LAWRENCEVILLE - Robbie Susan Moore lost a role model Tuesday.

As a black woman, she emulated the quiet grace of Coretta Scott King, wife of the famed leader of the civil rights movement, the Rev. Martin Luther King Jr.

As the head of Gwinnett's United Ebony Society, Moore looked at King as a model for courage.

"We have a lot to celebrate because of the legacy she left behind," Moore said of King, who died early Tuesday.

Across the country today, people will begin to celebrate Black History Month and the Kings' contribution to it.

Moore said the organization may place a black ribbon around a King photo in the displays to express grief over the matriarch of the movement's death.

"We want people to know how sad our hearts are but how glad we are that God gave us the gift of the Kings," she said. "We are saddened by this, but we have to look to the future."

Melvin Buchanan, a member of the Duluth Civitan Club, said his thoughts were on the future Tuesday as well.

"What we have to do now is pick up from where she inspired us," he said. "There's a lot to build on. It would be a dishonor to her if we didn't move forward."

The Rev. John Stewart Jr. said he was saddened upon hearing the news of King's death Tuesday morning.
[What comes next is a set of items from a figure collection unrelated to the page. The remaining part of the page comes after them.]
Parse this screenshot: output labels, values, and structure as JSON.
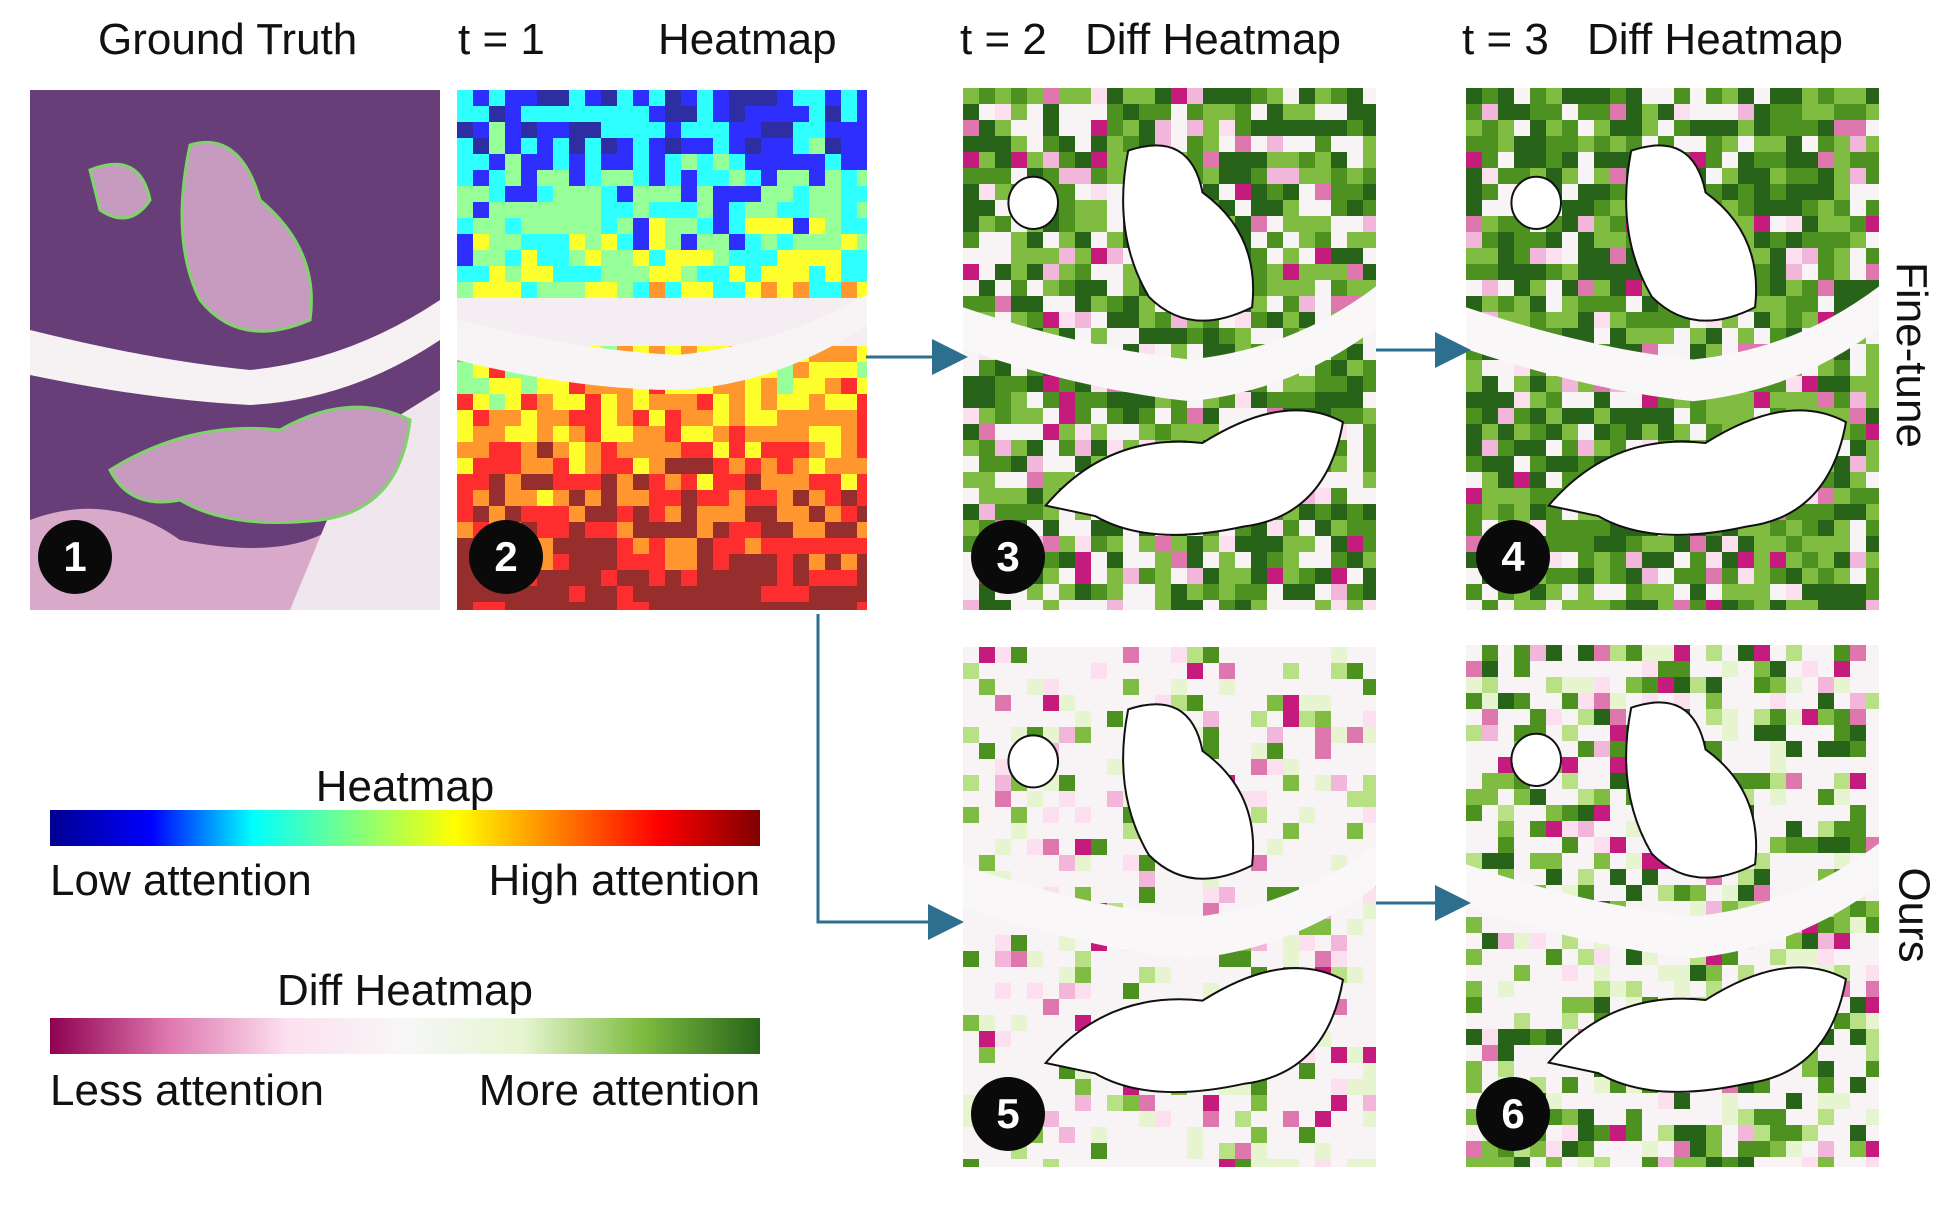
{
  "headers": {
    "ground_truth": "Ground Truth",
    "t1": "t = 1",
    "heatmap": "Heatmap",
    "t2": "t = 2",
    "t2_diff": "Diff Heatmap",
    "t3": "t = 3",
    "t3_diff": "Diff Heatmap"
  },
  "row_labels": {
    "finetune": "Fine-tune",
    "ours": "Ours"
  },
  "badges": [
    "1",
    "2",
    "3",
    "4",
    "5",
    "6"
  ],
  "legend": {
    "heatmap": {
      "title": "Heatmap",
      "low": "Low attention",
      "high": "High attention",
      "colors": [
        "#00008f",
        "#0000ff",
        "#00ffff",
        "#80ff80",
        "#ffff00",
        "#ff8000",
        "#ff0000",
        "#800000"
      ]
    },
    "diff": {
      "title": "Diff Heatmap",
      "low": "Less attention",
      "high": "More attention",
      "colors": [
        "#8e0152",
        "#de77ae",
        "#fde0ef",
        "#f7f7f7",
        "#e6f5d0",
        "#7fbc41",
        "#276419"
      ]
    }
  },
  "colors": {
    "arrow": "#2e6e8e",
    "tissue": "#6b3a78",
    "contour_gt": "#7fd36a",
    "contour": "#111111"
  }
}
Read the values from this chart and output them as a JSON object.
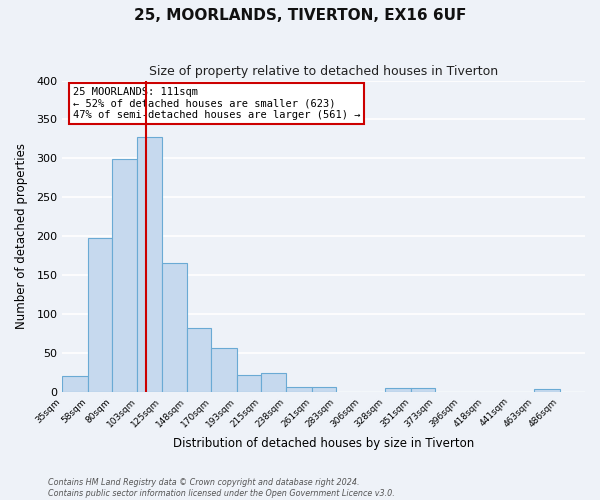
{
  "title": "25, MOORLANDS, TIVERTON, EX16 6UF",
  "subtitle": "Size of property relative to detached houses in Tiverton",
  "xlabel": "Distribution of detached houses by size in Tiverton",
  "ylabel": "Number of detached properties",
  "bin_labels": [
    "35sqm",
    "58sqm",
    "80sqm",
    "103sqm",
    "125sqm",
    "148sqm",
    "170sqm",
    "193sqm",
    "215sqm",
    "238sqm",
    "261sqm",
    "283sqm",
    "306sqm",
    "328sqm",
    "351sqm",
    "373sqm",
    "396sqm",
    "418sqm",
    "441sqm",
    "463sqm",
    "486sqm"
  ],
  "bar_values": [
    20,
    197,
    299,
    328,
    165,
    82,
    56,
    21,
    24,
    6,
    6,
    0,
    0,
    5,
    5,
    0,
    0,
    0,
    0,
    3,
    0
  ],
  "bar_color": "#c6d9ee",
  "bar_edge_color": "#6aaad4",
  "vline_x": 111,
  "vline_color": "#cc0000",
  "annotation_text": "25 MOORLANDS: 111sqm\n← 52% of detached houses are smaller (623)\n47% of semi-detached houses are larger (561) →",
  "annotation_box_color": "#ffffff",
  "annotation_box_edge": "#cc0000",
  "ylim": [
    0,
    400
  ],
  "yticks": [
    0,
    50,
    100,
    150,
    200,
    250,
    300,
    350,
    400
  ],
  "footer1": "Contains HM Land Registry data © Crown copyright and database right 2024.",
  "footer2": "Contains public sector information licensed under the Open Government Licence v3.0.",
  "background_color": "#eef2f8",
  "grid_color": "#ffffff",
  "bin_edges": [
    35,
    58,
    80,
    103,
    125,
    148,
    170,
    193,
    215,
    238,
    261,
    283,
    306,
    328,
    351,
    373,
    396,
    418,
    441,
    463,
    486,
    509
  ]
}
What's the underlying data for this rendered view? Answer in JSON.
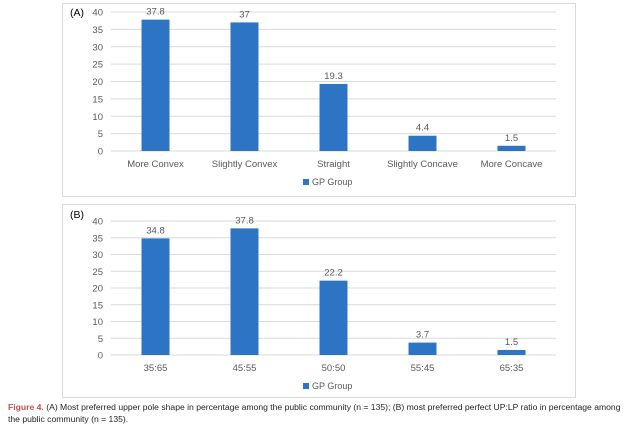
{
  "chart_data": [
    {
      "type": "bar",
      "panel_label": "(A)",
      "categories": [
        "More Convex",
        "Slightly Convex",
        "Straight",
        "Slightly Concave",
        "More Concave"
      ],
      "series": [
        {
          "name": "GP Group",
          "values": [
            37.8,
            37,
            19.3,
            4.4,
            1.5
          ],
          "color": "#2e74c4"
        }
      ],
      "data_labels": [
        "37.8",
        "37",
        "19.3",
        "4.4",
        "1.5"
      ],
      "yticks": [
        0,
        5,
        10,
        15,
        20,
        25,
        30,
        35,
        40
      ],
      "ylim": [
        0,
        40
      ],
      "grid": true,
      "legend_position": "bottom"
    },
    {
      "type": "bar",
      "panel_label": "(B)",
      "categories": [
        "35:65",
        "45:55",
        "50:50",
        "55:45",
        "65:35"
      ],
      "series": [
        {
          "name": "GP Group",
          "values": [
            34.8,
            37.8,
            22.2,
            3.7,
            1.5
          ],
          "color": "#2e74c4"
        }
      ],
      "data_labels": [
        "34.8",
        "37.8",
        "22.2",
        "3.7",
        "1.5"
      ],
      "yticks": [
        0,
        5,
        10,
        15,
        20,
        25,
        30,
        35,
        40
      ],
      "ylim": [
        0,
        40
      ],
      "grid": true,
      "legend_position": "bottom"
    }
  ],
  "caption": {
    "label": "Figure 4.",
    "text": "(A) Most preferred upper pole shape in percentage among the public community (n = 135); (B) most preferred perfect UP:LP ratio in percentage among the public community (n = 135)."
  },
  "colors": {
    "bar": "#2e74c4",
    "grid": "#d9d9d9",
    "text": "#595959",
    "caption_label": "#c0504d"
  }
}
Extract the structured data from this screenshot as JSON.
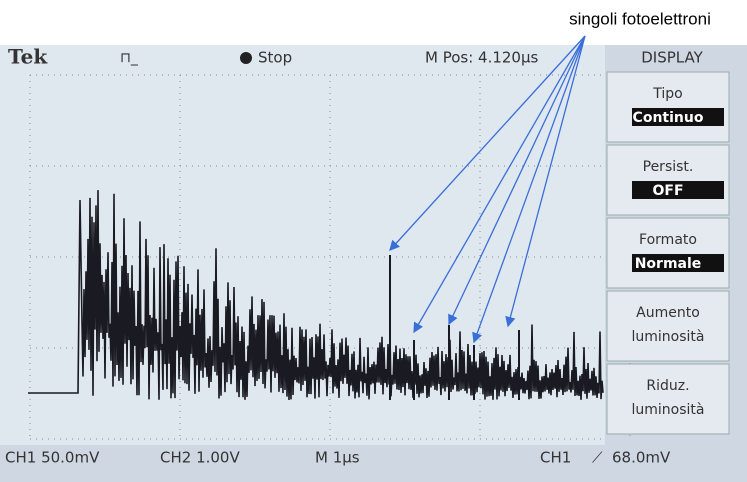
{
  "annotation": "singoli fotoelettroni",
  "top_bar": {
    "brand": "Tek",
    "state": "Stop",
    "position": "M Pos: 4.120µs",
    "menu_title": "DISPLAY"
  },
  "menu": [
    {
      "label": "Tipo",
      "value": "Continuo"
    },
    {
      "label": "Persist.",
      "value": "OFF"
    },
    {
      "label": "Formato",
      "value": "Normale"
    },
    {
      "label": "Aumento",
      "value": "luminosità"
    },
    {
      "label": "Riduz.",
      "value": "luminosità"
    }
  ],
  "bottom_bar": {
    "ch1": "CH1 50.0mV",
    "ch2": "CH2 1.00V",
    "time": "M 1µs",
    "trigger_channel": "CH1",
    "trigger_level": "68.0mV"
  }
}
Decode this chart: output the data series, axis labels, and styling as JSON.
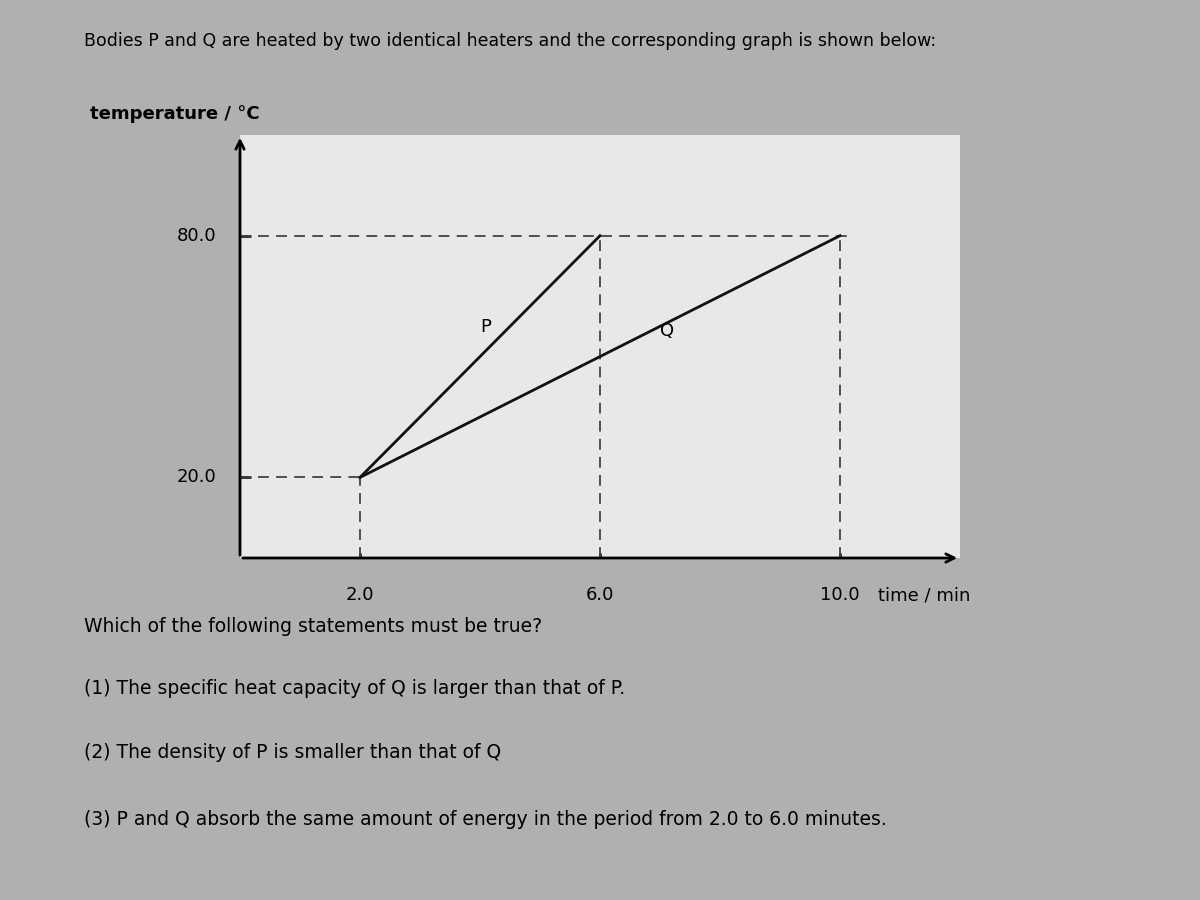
{
  "title": "Bodies P and Q are heated by two identical heaters and the corresponding graph is shown below:",
  "ylabel": "temperature / °C",
  "xlabel": "time / min",
  "outer_bg_color": "#b0b0b0",
  "card_bg_color": "#e8e8e8",
  "plot_bg_color": "#e8e8e8",
  "P_line": [
    [
      2.0,
      20.0
    ],
    [
      6.0,
      80.0
    ]
  ],
  "Q_line": [
    [
      2.0,
      20.0
    ],
    [
      10.0,
      80.0
    ]
  ],
  "P_label": "P",
  "Q_label": "Q",
  "y_ticks": [
    20.0,
    80.0
  ],
  "x_ticks": [
    2.0,
    6.0,
    10.0
  ],
  "x_tick_labels": [
    "2.0",
    "6.0",
    "10.0"
  ],
  "y_tick_labels": [
    "20.0",
    "80.0"
  ],
  "dashed_color": "#444444",
  "line_color": "#111111",
  "xlim": [
    0,
    12.0
  ],
  "ylim": [
    0,
    105
  ],
  "statements": [
    "Which of the following statements must be true?",
    "(1) The specific heat capacity of Q is larger than that of P.",
    "(2) The density of P is smaller than that of Q",
    "(3) P and Q absorb the same amount of energy in the period from 2.0 to 6.0 minutes."
  ],
  "title_fontsize": 12.5,
  "label_fontsize": 13,
  "tick_fontsize": 13,
  "statement_fontsize": 13.5,
  "ylabel_fontsize": 13,
  "ylabel_bold": true
}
Stewart, president of the Gwinnett branch of the National Association for the Advancement of Colored People, had met King several times while working as the human resources director for the Hyatt hotel in Atlanta, where the annual King dinner is held.

"My recollection of her was a person who loved excellence, who had high expectations of herself and others around her," Stewart said. "You see her picture in the paper, she seems like a woman who is very dignified and very proud, and she is, but she is very warm as a human being."

Stewart said community members should not mourn King's death, but instead celebrate her great life.

"Because of the life that she and her husband lived, people can live in Gwinnett County and they can pursue the opportunities that they would not have had the opportunities to pursue," Stewart said.

"The challenges today are a lot different than they were say 40 years ago. There is not the overt oppression and racism. The challenge now is for people to pursue the opportunities that really are available to them and work together toward a society that is free of violence, where people can work together across religious or racial differences."

Stewart said it was too soon Tuesday to know whether any special memorials would be planned for King locally.